Personalmente ho vissuto quegli anni con sofferenza. Al Pime il buon Dio ha mandato un superiore generale adatto per quel tempo: mons. Aristide Pirovano, vescovo di Macapà in Amazzonia brasiliana e superiore per 12 anni (1965-1977). Ero direttore di "Mondo e Missione" e subivo ogni giorno contestazioni sulla linea della rivista e per la fedeltà al Papa e alla Chiesa.
Ricordo, ma è un caso su tanti, la battaglia per la "Humanae Vitae" di Paolo VI nel 1968, allora contestata da moltissimi nel mondo laico e anche fra i teologi, gli studiosi e i mass media cattolici. Abbiamo pubblicato alcuni articoli su "Mondo e Missione" e Pirovano mi telefona: «Bene, ero sicuro che avreste seguito la retta via della fedeltà al Papa.»
Ho poi ricevuto lettere di protesta, telefonate, documentazione in contrario a quanto diceva Paolo VI, a cui rispondevo a lungo perchè ho sempre amato il confronto sullo specifico dei problemi che dividono (non pochi si sottraggono a questo confronto). A 35 anni di distanza la storia (cioè Dio) ha dimostrato che il Papa aveva ragione: oggi il mondo non è in crisi perchè ha troppi bambini, ma perchè ne ha troppo pochi (
[13])! Il che non esclude, naturalmente, che ci siano paesi sovraffollati (Bangladesh, isola di Giava, alcune regioni dell'India e della Cina, Olanda, Belgio, Giappone, ecc.). Ma in nessun modo il sottosviluppo coincide con i paesi più intensamente abitati!

     La vera liberazione dell'uomo viene da Cristo 

    "L'evangelizzazione nel mondo contemporaneo" di Paolo VI (8 dicembre 1975) e "La Missione del Redentore" di Giovanni Paolo II (7 dicembre 1990) sono ritenute le encicliche pastoralmente più significative dei due Pontefici ([14]) e la continuazione ideale del decreto "Ad Gentes" sul tema missionario. Scritte a 15 anni di distanza l'una dall'altra, hanno diverse impostazioni e orizzonti; ma questo interessa meno di quello che le unisce: la missione della Chiesa è proclamare, annunziare, testimoniare all'umanità la salvezza in Cristo; un'opera di natura religiosa, che porta gli uomini ad incontrare il Figlio di Dio fatto uomo per salvarci.
«Vogliamo nuovamente confermare che il mandato di evangelizzare tutti gli uomini costituisce la missione essenziale della Chiesa (EN, 14). »
La EN è il risultato del dibattito al Sinodo episcopale sull'evangelizzazione (Roma, ottobre 1974), durante il quale erano emerse due tendenze: una quasi identificava l'evangelizzazione con la liberazione dei poveri e dei popoli oppressi; per l'altra il Vangelo converte al modello di Cristo, cioè fa ritornare l'uomo a Dio e all'amore del prossimo, e con questo dà il massimo contributo per eliminare le ingiustizie fra uomo e uomo, fra popolo e popolo.

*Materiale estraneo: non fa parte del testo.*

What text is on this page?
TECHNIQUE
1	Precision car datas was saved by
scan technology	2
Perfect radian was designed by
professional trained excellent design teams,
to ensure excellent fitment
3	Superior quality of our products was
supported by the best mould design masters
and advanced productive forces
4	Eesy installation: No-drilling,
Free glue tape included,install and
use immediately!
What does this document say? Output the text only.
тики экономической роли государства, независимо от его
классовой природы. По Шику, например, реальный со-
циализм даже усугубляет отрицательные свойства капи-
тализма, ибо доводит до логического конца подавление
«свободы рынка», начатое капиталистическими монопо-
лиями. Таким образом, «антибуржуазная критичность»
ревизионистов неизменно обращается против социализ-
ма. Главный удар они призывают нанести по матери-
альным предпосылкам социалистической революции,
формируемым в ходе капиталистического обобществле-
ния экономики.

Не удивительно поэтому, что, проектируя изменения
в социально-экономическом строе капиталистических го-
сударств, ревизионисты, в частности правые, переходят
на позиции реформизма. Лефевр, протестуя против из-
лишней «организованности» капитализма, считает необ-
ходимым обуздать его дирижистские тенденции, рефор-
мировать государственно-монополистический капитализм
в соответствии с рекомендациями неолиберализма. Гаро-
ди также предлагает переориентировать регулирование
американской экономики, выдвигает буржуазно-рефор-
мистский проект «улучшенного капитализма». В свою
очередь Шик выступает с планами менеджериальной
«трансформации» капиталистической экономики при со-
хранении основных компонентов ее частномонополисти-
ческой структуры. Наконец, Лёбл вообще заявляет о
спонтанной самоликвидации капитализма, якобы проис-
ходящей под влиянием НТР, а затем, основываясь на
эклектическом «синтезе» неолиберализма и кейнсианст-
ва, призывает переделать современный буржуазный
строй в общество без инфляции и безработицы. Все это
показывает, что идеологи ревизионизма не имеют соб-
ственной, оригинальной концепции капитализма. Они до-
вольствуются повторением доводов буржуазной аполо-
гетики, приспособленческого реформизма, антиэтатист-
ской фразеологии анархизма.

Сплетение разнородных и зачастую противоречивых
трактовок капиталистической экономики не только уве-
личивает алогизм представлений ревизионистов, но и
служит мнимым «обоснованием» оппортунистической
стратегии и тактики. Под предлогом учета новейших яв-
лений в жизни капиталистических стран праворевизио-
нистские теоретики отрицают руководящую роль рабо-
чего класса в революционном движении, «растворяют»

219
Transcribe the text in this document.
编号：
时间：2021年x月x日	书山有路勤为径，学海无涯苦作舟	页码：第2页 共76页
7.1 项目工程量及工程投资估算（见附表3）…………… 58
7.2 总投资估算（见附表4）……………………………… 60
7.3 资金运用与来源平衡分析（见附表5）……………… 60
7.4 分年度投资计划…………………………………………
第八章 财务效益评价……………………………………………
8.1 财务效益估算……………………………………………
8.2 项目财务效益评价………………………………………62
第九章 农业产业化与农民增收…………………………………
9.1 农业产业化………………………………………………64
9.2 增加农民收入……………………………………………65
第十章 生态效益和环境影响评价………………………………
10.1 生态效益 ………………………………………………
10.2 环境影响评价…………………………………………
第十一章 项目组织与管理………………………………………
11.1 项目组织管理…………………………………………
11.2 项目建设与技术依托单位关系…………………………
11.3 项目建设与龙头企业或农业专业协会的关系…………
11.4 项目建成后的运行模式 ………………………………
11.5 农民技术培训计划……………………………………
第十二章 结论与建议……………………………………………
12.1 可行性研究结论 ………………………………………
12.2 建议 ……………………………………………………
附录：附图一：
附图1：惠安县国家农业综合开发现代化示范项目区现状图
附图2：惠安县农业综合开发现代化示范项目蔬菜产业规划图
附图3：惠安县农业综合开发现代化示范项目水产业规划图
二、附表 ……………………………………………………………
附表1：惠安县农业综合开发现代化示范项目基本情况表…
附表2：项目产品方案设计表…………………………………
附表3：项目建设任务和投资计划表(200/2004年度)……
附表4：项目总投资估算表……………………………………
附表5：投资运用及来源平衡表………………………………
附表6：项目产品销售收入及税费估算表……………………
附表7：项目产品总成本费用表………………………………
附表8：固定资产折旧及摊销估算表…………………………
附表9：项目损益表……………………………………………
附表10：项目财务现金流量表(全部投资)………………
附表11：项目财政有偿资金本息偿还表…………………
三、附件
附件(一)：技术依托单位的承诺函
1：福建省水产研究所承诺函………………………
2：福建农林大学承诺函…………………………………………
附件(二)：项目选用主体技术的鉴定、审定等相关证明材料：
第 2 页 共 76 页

Il Sinodo non era riuscito a pubblicare un testo unitario e rimandava tutto alla mediazione di Paolo VI (
[15]). La EN afferma che l'evangelizzazione ha una finalità specificamente religiosa: liberare l'uomo dal peccato, riconciliarlo con Dio.

"La Chiesa collega ma non identifica giammai liberazione umana e salvezza in Gesù Cristo, perchè sa per rivelazione, per esperienza storica e per riflessione di fede, che non ogni nozione di liberazione è necessariamente coerente con una visione evangelica dell'uomo; sa che non basta instaurare la liberazione, creare il benessere e lo sviluppo, perchè venga il Regno di Dio" (EN, 35).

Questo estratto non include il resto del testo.